前面的人像聽見他們的腳步聲,就把燈籠提得高高的,金田一耕助也輕輕搖晃燈籠回應著,並加緊腳步追了上去。
越往山上走,風越大,三個人繞過一個彎道往西走的時候,風大得讓人頭都抬不起來了。
盤旋的山路上,前面的燈籠時隱時現。三個人走過土地神廟時,遠遠看見前面的燈籠已經上了石階。感覺好像是和尚吃力地向上爬著,影子在漆黑的夜空下忽明忽滅、緩緩遊動著。

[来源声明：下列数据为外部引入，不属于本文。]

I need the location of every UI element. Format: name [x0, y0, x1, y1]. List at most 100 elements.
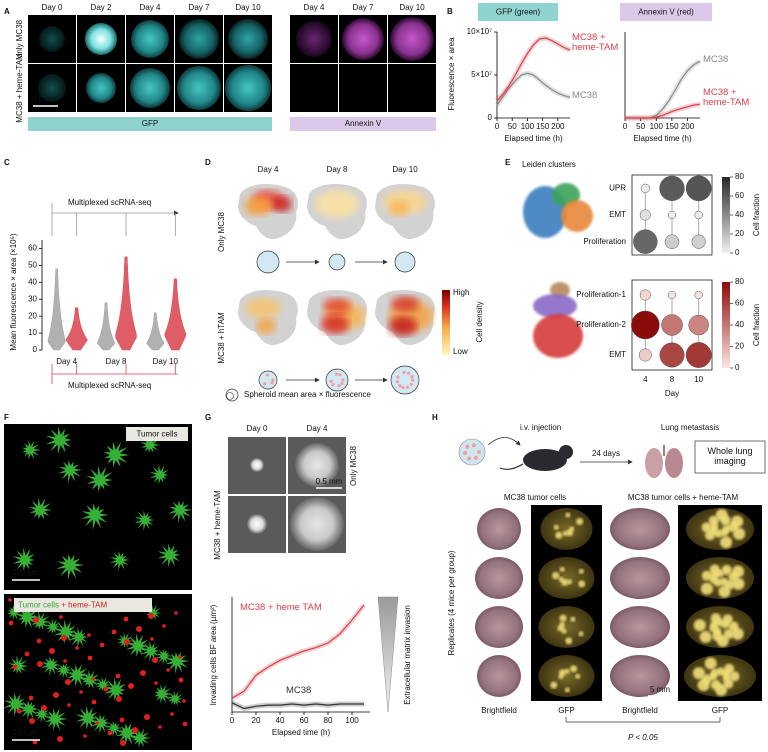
- density: [389, 316, 417, 336]
- lung: [475, 606, 523, 648]
- colorbar-tick-label: 0: [735, 363, 740, 372]
- spheroid-icon: [390, 365, 420, 395]
- metastasis: [715, 569, 724, 578]
- series-line: [496, 37, 571, 102]
- spheroid-dot: [265, 373, 270, 377]
- title-box: [478, 3, 558, 21]
- day-label: Day 4: [258, 165, 279, 174]
- metastasis: [729, 671, 740, 682]
- row-label: EMT: [609, 210, 626, 219]
- heme-tam: [150, 637, 154, 641]
- heme-tam: [83, 734, 87, 738]
- colorbar-title: Cell density: [475, 301, 484, 342]
- cell-cluster: [22, 440, 41, 460]
- gfp-image-spheroid: [86, 73, 116, 103]
- channel-label: GFP: [142, 119, 158, 128]
- x-tick-label: 4: [643, 375, 648, 384]
- gfp-image-spheroid: [85, 23, 117, 55]
- cell-cluster: [28, 497, 52, 520]
- heme-tam: [67, 703, 71, 707]
- spheroid: [290, 497, 344, 551]
- dot: [640, 183, 650, 193]
- metastasis: [720, 528, 729, 537]
- heme-tam: [136, 626, 142, 632]
- heme-tam: [24, 651, 30, 657]
- column-label: Brightfield: [481, 706, 517, 715]
- x-tick-label: 100: [650, 122, 664, 131]
- heme-tam: [119, 717, 125, 723]
- metastasis: [570, 665, 578, 673]
- cell-cluster: [157, 543, 181, 568]
- heme-tam: [61, 635, 67, 641]
- cell-cluster: [165, 651, 190, 674]
- dot: [659, 342, 685, 368]
- step-label: i.v. injection: [520, 423, 561, 432]
- cell-cluster: [155, 648, 172, 665]
- spheroid-dot: [263, 382, 267, 386]
- heme-tam: [182, 721, 188, 727]
- y-tick-label: 20: [28, 311, 37, 320]
- x-axis-label: Elapsed time (h): [504, 134, 563, 143]
- cell-cluster: [90, 713, 111, 734]
- dot: [694, 290, 703, 300]
- heme-tam: [8, 598, 12, 602]
- colorbar-tick-label: 40: [735, 210, 744, 219]
- series-label-box: MC38: [572, 91, 597, 101]
- heme-tam: [87, 633, 91, 637]
- label-part: Tumor cells: [18, 601, 59, 610]
- metastasis: [564, 668, 570, 674]
- spheroid-dot: [395, 380, 400, 384]
- cell-cluster: [125, 633, 148, 657]
- cell-cluster: [149, 464, 169, 485]
- colorbar-tick-label: 20: [735, 342, 744, 351]
- dot: [639, 209, 651, 221]
- lung: [475, 557, 523, 599]
- metastasis: [567, 579, 573, 585]
- heme-tam: [95, 721, 99, 725]
- series-line: [231, 604, 365, 699]
- series-label: MC38: [286, 685, 312, 696]
- heme-tam: [91, 677, 95, 681]
- series-label-box: MC38: [286, 685, 312, 696]
- x-tick-label: 0: [623, 122, 628, 131]
- heme-tam: [57, 736, 63, 742]
- y-axis-label: Replicates (4 mice per group): [447, 550, 456, 655]
- metastasis: [558, 576, 564, 582]
- day-label: Day 7: [189, 3, 210, 12]
- x-axis-label: Day: [665, 389, 679, 398]
- channel-label: Annexin V: [345, 119, 382, 128]
- x-axis-label: Elapsed time (h): [633, 134, 692, 143]
- heme-tam: [41, 705, 47, 711]
- y-tick-label: 5×10⁷: [471, 70, 492, 79]
- cell-cluster: [145, 604, 162, 620]
- day-label: Day 10: [235, 3, 261, 12]
- metastasis: [720, 536, 733, 549]
- metastasis: [565, 512, 571, 518]
- legend-text: Spheroid mean area × fluorescence: [244, 390, 372, 399]
- heme-tam: [59, 615, 63, 619]
- series-line: [231, 702, 364, 710]
- box-label: Whole lung imaging: [707, 446, 753, 466]
- cluster-umap: [533, 314, 583, 358]
- plot-frame: [631, 174, 713, 256]
- series-label-box: MC38 + heme TAM: [240, 603, 322, 613]
- metastasis: [562, 531, 568, 537]
- heme-tam: [170, 712, 174, 716]
- row-label: Only MC38: [349, 445, 358, 486]
- channel-bar: [290, 117, 436, 131]
- spheroid: [247, 514, 267, 534]
- annexin-image: [339, 64, 387, 112]
- metastasis: [693, 619, 706, 632]
- heme-tam: [123, 616, 129, 622]
- y-axis-label: Mean fluorescence × area (×10⁵): [9, 233, 18, 350]
- metastasis: [721, 564, 732, 575]
- day-label: Day 4: [307, 424, 328, 433]
- metastasis: [565, 637, 573, 645]
- spheroid-dot: [271, 378, 275, 382]
- gfp-image-spheroid: [228, 19, 268, 59]
- panel-letter: D: [205, 158, 211, 167]
- density: [256, 318, 276, 334]
- channel-bar: [28, 117, 272, 131]
- step-label: 24 days: [592, 449, 620, 458]
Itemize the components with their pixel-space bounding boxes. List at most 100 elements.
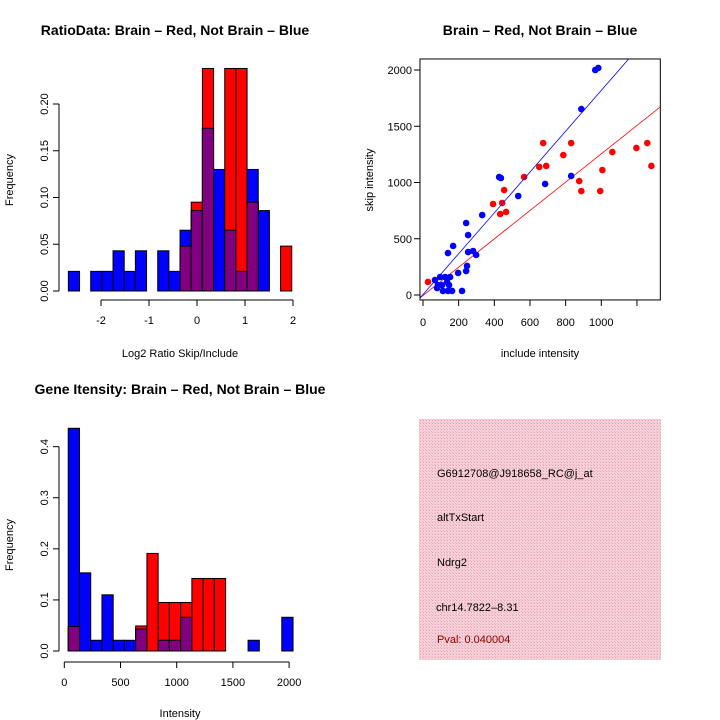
y-tick-label: 0.0	[39, 643, 51, 658]
point-not-brain	[436, 273, 444, 281]
bar-brain	[213, 577, 227, 652]
probe-id: G6912708@J918658_RC@j_at	[437, 468, 593, 480]
point-brain	[633, 144, 640, 152]
x-tick-label: 1	[242, 315, 248, 327]
bar-not-brain	[112, 250, 125, 292]
x-tick-label: -2	[96, 315, 106, 327]
point-not-brain	[448, 287, 456, 295]
bar-overlap	[180, 616, 193, 652]
point-brain	[648, 162, 655, 170]
y-axis-label: skip intensity	[364, 148, 376, 211]
y-tick-label: 0.20	[39, 93, 51, 114]
point-not-brain	[464, 231, 472, 239]
point-brain	[498, 199, 506, 207]
point-not-brain	[449, 242, 457, 250]
x-tick-label: 400	[485, 317, 503, 329]
y-tick-label: 0.1	[39, 592, 51, 607]
bar-not-brain	[257, 210, 270, 292]
x-tick-label: 500	[111, 677, 129, 689]
point-brain	[644, 139, 651, 147]
plot-box	[419, 58, 661, 301]
p-value: Pval: 0.040004	[437, 634, 510, 646]
bar-not-brain	[247, 639, 260, 652]
point-brain	[496, 210, 504, 218]
point-not-brain	[454, 269, 462, 277]
bar-not-brain	[112, 639, 125, 652]
point-not-brain	[446, 273, 454, 281]
bar-overlap	[246, 201, 259, 292]
point-not-brain	[567, 172, 575, 180]
point-not-brain	[594, 64, 602, 72]
y-axis-label: Frequency	[4, 519, 16, 571]
bar-brain	[202, 577, 215, 652]
bar-brain	[280, 245, 293, 292]
bar-brain	[235, 67, 248, 292]
info-background	[419, 419, 661, 660]
x-axis-label: include intensity	[501, 348, 580, 360]
x-tick-label: 1000	[164, 677, 188, 689]
fit-line-brain	[419, 106, 661, 299]
point-not-brain	[439, 287, 447, 295]
bar-not-brain	[281, 616, 294, 652]
y-tick-label: 0.15	[39, 140, 51, 161]
x-tick-label: -1	[144, 315, 154, 327]
bar-not-brain	[67, 270, 81, 292]
bar-not-brain	[78, 572, 92, 652]
x-tick-label: 2	[290, 315, 296, 327]
point-brain	[535, 163, 543, 171]
point-brain	[560, 151, 567, 159]
point-not-brain	[478, 211, 486, 219]
gene-intensity-histogram: Gene Itensity: Brain – Red, Not Brain – …	[4, 381, 326, 720]
y-tick-label: 0.3	[39, 490, 51, 505]
point-brain	[575, 177, 583, 185]
bar-not-brain	[123, 270, 136, 292]
fit-line-not-brain	[419, 58, 630, 299]
y-tick-label: 2000	[387, 65, 411, 77]
point-not-brain	[578, 105, 585, 113]
bar-overlap	[224, 229, 237, 292]
point-not-brain	[497, 174, 505, 182]
x-tick-label: 0	[420, 317, 426, 329]
point-brain	[520, 173, 528, 181]
gene-name: Ndrg2	[437, 557, 467, 569]
y-tick-label: 0.2	[39, 541, 51, 556]
point-not-brain	[441, 273, 449, 281]
point-brain	[502, 208, 510, 216]
y-tick-label: 0.4	[39, 439, 51, 454]
y-tick-label: 0.00	[39, 280, 51, 301]
bar-not-brain	[90, 639, 103, 652]
bar-overlap	[201, 127, 215, 292]
bar-not-brain	[101, 270, 114, 292]
point-not-brain	[462, 219, 470, 227]
bar-not-brain	[168, 270, 181, 292]
bar-not-brain	[213, 168, 226, 292]
point-brain	[567, 139, 575, 147]
bar-not-brain	[67, 427, 80, 652]
y-tick-label: 0.05	[39, 234, 51, 255]
event-type: altTxStart	[437, 512, 484, 524]
x-tick-label: 1000	[589, 317, 613, 329]
bar-overlap	[235, 270, 248, 292]
point-not-brain	[445, 281, 453, 289]
bar-overlap	[157, 639, 170, 652]
ratio-histogram: RatioData: Brain – Red, Not Brain – Blue…	[4, 22, 309, 360]
point-brain	[424, 278, 432, 286]
y-tick-label: 0	[406, 290, 412, 302]
bar-not-brain	[134, 250, 148, 292]
x-tick-label: 2000	[277, 677, 301, 689]
point-not-brain	[434, 281, 442, 289]
point-brain	[578, 187, 585, 195]
bar-not-brain	[90, 270, 103, 292]
bar-not-brain	[101, 594, 114, 652]
point-not-brain	[462, 267, 470, 275]
chart-title: Gene Itensity: Brain – Red, Not Brain – …	[35, 381, 326, 397]
intensity-scatter: Brain – Red, Not Brain – Blue include in…	[364, 22, 661, 360]
x-axis-label: Intensity	[160, 708, 201, 720]
bar-overlap	[179, 245, 192, 292]
chart-title: RatioData: Brain – Red, Not Brain – Blue	[41, 22, 310, 38]
point-brain	[500, 186, 508, 194]
point-brain	[489, 200, 497, 208]
bar-brain	[146, 552, 159, 652]
point-brain	[609, 148, 616, 156]
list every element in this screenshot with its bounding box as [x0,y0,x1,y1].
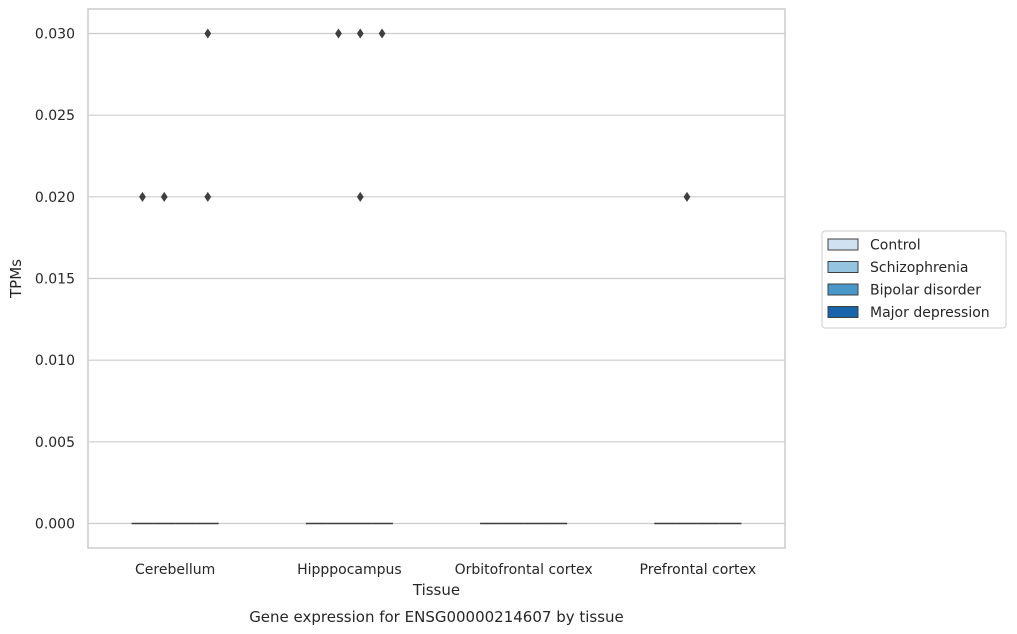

當三個人到達寺前石階時,和尚終於爬上去了,燈籠光也消失了。
不一會兒,消失的燈籠光又出現在石階上面。
「了澤,了澤!」
和尚有點慌亂地叫著。
「來了!」
了澤在下面大聲回答。
和尚沒說什麼,接著又進了山門。
「怎麼搞的?師父好像有點慌張。」
不知為什麼,金田一耕助突然有種強烈的不祥預感,於是他搶在兩人前面往石階上奮力地登著。
也許是受到金田一耕助情緒的感染,了澤和竹藏也努力跟在他的後面爬上去。
這時,和尚又在上面搖著燈籠喊:
「了澤!了澤!」
這次他的聲音抖得比剛才還要厲害。
「師父怎麼了?」
「金田一先生在嗎?」
「金田一和竹藏都在。」
「竹藏也在?唉!不得了,竹藏,快過來!」
和尚又回到山門裡面,三個人愣了一兩秒鐘,彼此面面相覷,又彷彿十分默契地一起往山門奔去。
金田一耕助最先衝進山門,看到和尚的燈籠在禪房前面搖晃著。
「師父,怎麼回事?」
「喔!金田一先生,你看那個,你看!」
和尚高舉著燈籠,抖著嗓子說。
一看之下,了澤與竹藏立刻發出一聲尖叫,僵立在禪房前。金田一耕助雖然沒有尖叫,卻也感到非常震驚,站在原地無法動彈。
前面已經說過,正殿跟禪房之間的走廊前,有一棵古梅樹,在秋天裡,樹上既無葉,也無花,然而現在,向南邊伸展的樹枝上正吊著一樣可怕的東西。
那是花子!
一條和服的腰帶將她的膝蓋處綁住,另一端則纏在梅樹樹枝上,乍看之下像是一條倒掛在梅樹枝上的錦蛇。她倒吊著的臉上,眼睛睜得大大的,燈籠的光線照在她的眼睛上,閃閃發亮,好像在嘲笑人們的這種大驚小怪。
在冷森森的黑夜裡,千光寺顯得特別陰沉,一隻夜梟如裂帛般叫了起來,劃破沉寂、黑暗,倒吊著的花子,在夜風中搖晃著身體,披散的頭髮如黑蛇般拖在地上,和尚慌忙從懷裡拿出念珠道:
「南無釋迦牟尼佛、南無釋迦牟尼佛……唉……」
和尚那聲長長的嘆息裡,還夾雜著一些模糊不清的話。
不過金田一耕助確實聽到和尚說:
「不管是誰,都對瘋子無可奈何啊!」
這句話在金田一耕助心中留下了不可磨滅的印象。